Все притихло в избе, послышался вздох ссыльного, поднявшегося с лавки, и рывком, всполохом — звон колокольчика: это унес ноги ямщик.
— Учителя третий день под замком держат, — сказала Катерина. — Прежде кашлял, а нонешний день его и не слыхать.
— Не я сажал — становой пристав. Учитель из губернии приехал, смутили его там. — Староста не знал, как определить вину учителя. — Сюда прискакал — манифест объявил. Свободу!
— Царь объявил манифест, — сказал Петр Михайлович.
— Царь — потом, — уперся староста, — а вперед он. Царь манифест объявил, а этот, видишь, свободу!..
Шли через вечернюю, в синих тенях, площадь. Староста робел, сомневался, по закону ли держит он в холодной больного учителя. Недолго бы и выпустить, учитель в тайгу не убежит и старушки матери не бросит, но и выпустить по нынешнему времени боязно, Ферапонт уверял, что теперь учителя и убить можно, никто в ответе не будет, манифест спишет.
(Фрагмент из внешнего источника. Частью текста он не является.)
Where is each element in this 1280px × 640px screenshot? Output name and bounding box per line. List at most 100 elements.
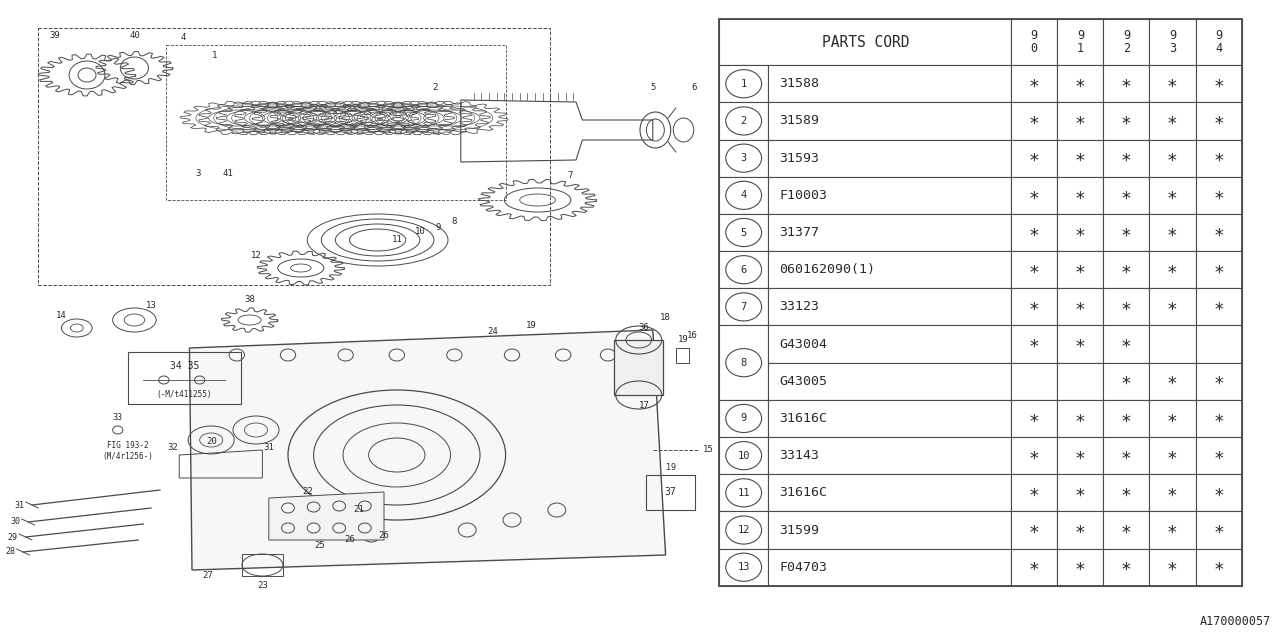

Выходит, что, заперев учителя, он сохранил ему жизнь, а накормить его не получалось — не берет ни хлеба, ни воды. Толпа в молчании обступила глухой сруб, староста загремел ключами и амбарным замком, отворил дверь. Черная тишина дохнула из сырого, могильного зева сруба.
— Ко-о-лень-ка! Сы-ынка! Живой ты?..
Староста откашлялся: страх за себя сдавил ему грудь.
— Собирайся, Николай Христофорыч, уж отлежался. Явилась твоя свобода! — сказал он прощающе и льстя ссыльным.
Ответа не было: ни стона, ни чахоточного, сиплого дыхания.
— За-а-мерз! — закричал кто-то.
Толкая друг друга, люди бросились внутрь. На деревянной скамье, прикрытый овчиной, лежал учитель. Вечерний, снегами отраженный свет обозначил его заросшее, диковатое лицо, впросинь окрасил щеки и лоб. Он медленно сел, свесил худые ноги в валенках.
— Кто вы? — спросил у ссыльных удивленно.
— Ссыльные. Бывшие ссыльные! — поправилась Маша.
— А-а-а! — протянул он апатично. — Революционеры!
Он снова растянулся на скамье, уставясь в темные доски над головой.
— Христом богом прошу! — взмолился староста. — Иди ты отсюда, Христофорыч, иди, покудова жив... Возьмите его, матушка!